If you’re an underpaid, under-employed or unemployed middle-aged Anglophone living in Montreal, you’re not alone. Apart from your dismal French, your age and what many would politely describe as ’your limited skill set ‘, the results of a new survey indicate your prospects for a good job are dim-very dim. Based upon results of new research conducted by Montreal’s CEDEC (Community Economic Development and Employability Corporation), anglophones face a serious range of obstacles which can effectively limit, or effectively destroy their employment opportunities in what is already Montreal’s severely depressed labor market.

“This is serious,” said Marianna Balakhnina-CEDEC’s coordinator of research and development for the greater Montreal area. “This is more than a perceived discrimination.”

According to their survey, a number of factors, including the prospect of radically declining retirement earnings, are forcing a significant sector of the city’s population to search for viable options which usually include an unexpected return to the workforce. Unfortunately, the survey’s results also appears to confirm what many believe to be one of the more unpleasant facts of life when you happen to be a middle-aged  Anglophone who is wants to find a decent job in Montreal. According to the survey’s 684 respondents, Montreal’s jobless Anglos are often frustrated because they are forced to deal with situations and problems over which they have little or no control. Among others, survey respondents indicated that the most prevalent obstacles to finding worthwhile employment include

A)     Level of French language speaking skills and / or writing skills comsidered not bilingual enough;

B)     Age discrimination which becomes seriously acute after the age of 50;

C)     Low level of computer skills;

D)     Recent immigrants face numerous challenges including a lack of adequate French skills, racial or religious discrimination and are less likely to know about available resources for finding employment.

E)      Those living outside the city but within the greater Montreal area tend to have a lower level of education, are less likely to have undergone some type of training program and are far more likely to say their French language skills are an obstacle to their prospects of landing a job.

However, upon closer investigation, the survey also indicates Québec’s Bill 101 is still destroying what’s left of their community because 38.7 % of Montreal’s anglophone population is now aged 45 years and more.
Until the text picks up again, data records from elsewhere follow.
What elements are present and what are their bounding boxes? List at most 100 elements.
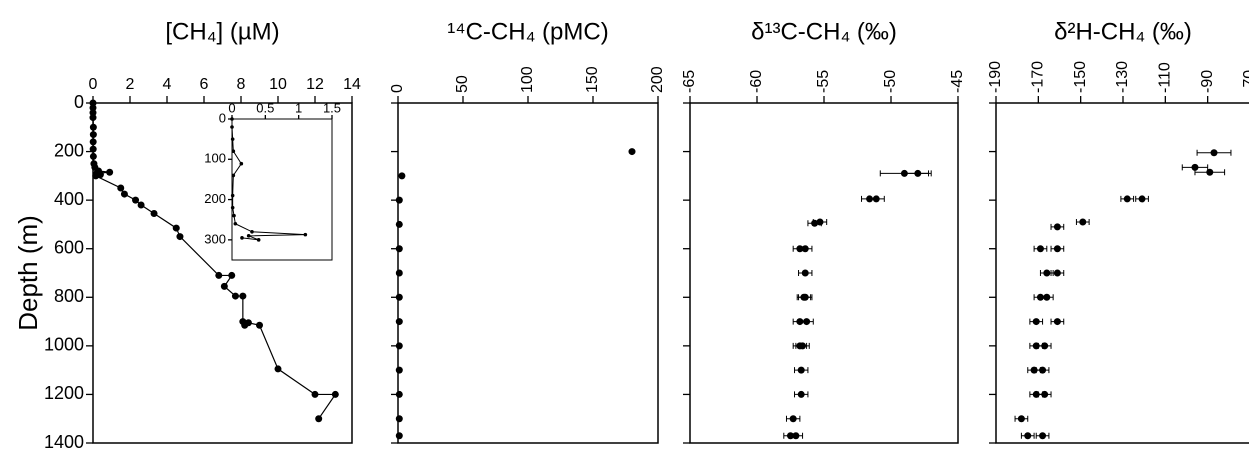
- data-point: [1123, 195, 1131, 203]
- data-point: [395, 220, 403, 228]
- data-point: [256, 321, 263, 329]
- data-point: [803, 318, 811, 326]
- data-point: [246, 234, 251, 238]
- data-point: [1053, 269, 1061, 277]
- data-point: [230, 125, 234, 129]
- data-point: [1053, 245, 1061, 253]
- data-point: [801, 269, 809, 277]
- plot-frame: [231, 118, 333, 261]
- data-point: [89, 131, 97, 139]
- y-tick-label: 200: [54, 140, 84, 160]
- data-point: [395, 432, 403, 440]
- data-point: [89, 109, 97, 117]
- x-tick-label: 0.5: [256, 100, 274, 115]
- x-tick-label: -190: [987, 61, 1004, 93]
- data-point: [239, 161, 244, 166]
- data-point: [1043, 293, 1051, 301]
- x-tick-label: -110: [1157, 62, 1174, 93]
- x-tick-label: -65: [681, 70, 698, 93]
- data-point: [106, 168, 114, 176]
- data-point: [395, 293, 403, 301]
- y-tick-label: 100: [204, 151, 226, 166]
- data-point: [1032, 318, 1040, 326]
- data-point: [395, 366, 403, 374]
- data-point: [117, 184, 125, 192]
- data-point: [89, 123, 97, 131]
- data-point: [176, 233, 184, 241]
- data-point: [220, 282, 228, 290]
- y-tick-label: 300: [204, 231, 226, 246]
- data-point: [89, 104, 97, 112]
- data-point: [137, 201, 145, 209]
- data-point: [311, 390, 319, 398]
- data-point: [89, 114, 97, 122]
- data-point: [172, 224, 180, 232]
- data-point: [250, 230, 254, 234]
- data-point: [872, 195, 880, 203]
- data-point: [395, 196, 403, 204]
- data-point: [231, 292, 239, 300]
- data-point: [398, 172, 406, 180]
- chart-title: [CH₄] (µM): [165, 18, 279, 45]
- y-tick-label: 0: [219, 110, 226, 125]
- y-axis-label: Depth (m): [13, 215, 43, 331]
- data-point: [1138, 195, 1146, 203]
- x-tick-label: 2: [126, 76, 135, 93]
- data-point: [395, 415, 403, 423]
- data-point: [1041, 390, 1049, 398]
- x-tick-label: 4: [163, 76, 172, 93]
- data-point: [395, 269, 403, 277]
- data-point: [628, 148, 636, 156]
- y-tick-label: 600: [54, 237, 84, 257]
- data-point: [801, 245, 809, 253]
- y-tick-label: 1000: [44, 335, 84, 355]
- x-tick-label: 6: [200, 76, 209, 93]
- x-tick-label: 0: [89, 76, 98, 93]
- data-point: [89, 152, 97, 160]
- data-point: [215, 271, 223, 279]
- data-point: [240, 236, 244, 240]
- data-point: [231, 149, 236, 154]
- data-point: [914, 169, 922, 177]
- x-tick-label: -55: [815, 70, 832, 93]
- x-tick-label: 8: [237, 76, 246, 93]
- y-tick-label: 200: [204, 191, 226, 206]
- data-point: [303, 232, 308, 237]
- data-point: [230, 137, 235, 141]
- data-point: [92, 172, 100, 180]
- data-point: [395, 342, 403, 350]
- data-point: [801, 293, 809, 301]
- x-tick-label: 150: [584, 66, 601, 93]
- data-point: [395, 390, 403, 398]
- plot-frame: [397, 102, 659, 444]
- data-point: [1036, 245, 1044, 253]
- data-point: [230, 117, 234, 121]
- data-point: [120, 190, 128, 198]
- data-point: [789, 415, 797, 423]
- chart-title: δ²H-CH₄ (‰): [1054, 18, 1192, 45]
- data-point: [315, 415, 323, 423]
- data-point: [274, 365, 282, 373]
- data-point: [1079, 218, 1087, 226]
- data-point: [1017, 415, 1025, 423]
- data-point: [230, 193, 235, 198]
- data-point: [89, 99, 97, 107]
- data-point: [232, 213, 236, 218]
- data-point: [1039, 432, 1047, 440]
- data-point: [395, 245, 403, 253]
- x-tick-label: -45: [949, 70, 966, 93]
- y-tick-label: 0: [74, 92, 84, 112]
- data-point: [1041, 342, 1049, 350]
- x-tick-label: -130: [1114, 61, 1131, 93]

Simply put, they stayed while their children left home and went down the road to Toronto and wealthier parts of the nation. Even as almost 70% of them know how to speak French, and even if 48% of them have a university education, almost 50% of those polled in the survey have spent more than a year looking for work. According to Balakhnina, the CEDEC report indicates 83% of Québec’s Anglos and Allophones consider their level of French language skills to be an issue, if not an obstacle, when they’re looking for a job. 

“For sure they’re bilingual,” said Balakhnina, “…but according to these numbers, they’re not bilingual enough!”

In a province where it’s not unusual for politicians to apologize before speaking in English at a press conference, 38% of Québec’s native Anglos believe their French language skills are “very much” of an issue, if not an obstacle to finding some kind of decent work in both the city and the province. For those born outside the country as well as for those born in the ROC (Rest of Canada), it’s closer to 60% per cent and that doesn’t include considerations about  their computer skills, their race, their religion or worse-their age.

While Balakhnina said the numbers paint a dim picture for the city’s unemployed Anglos, she also pointed out how, unlike most people in their position, a solid majority among them refuse to give up and let the state take care of them.

“They’re willing to do whatever it takes to learn new skills,” she said. “They’re not afraid to go back to school if that’s what it takes to get a new job.”

 Based upon the survey’s results, she also told The Métropolitain about CEDEC’s plans to improve their chances to get the big job. Apart from the obvious benefits to be gained from hiring people who are already know what’s expected of them in any kind of work environment, Balakhnina said mature workers have a lifetime of experience to offer their new employer.

“These are the people who have a lot of work experience,” she said. “ They’re dedicated, they’re disciplined, they have lots of life experience and more than anything else,  they really need the job and they know it.”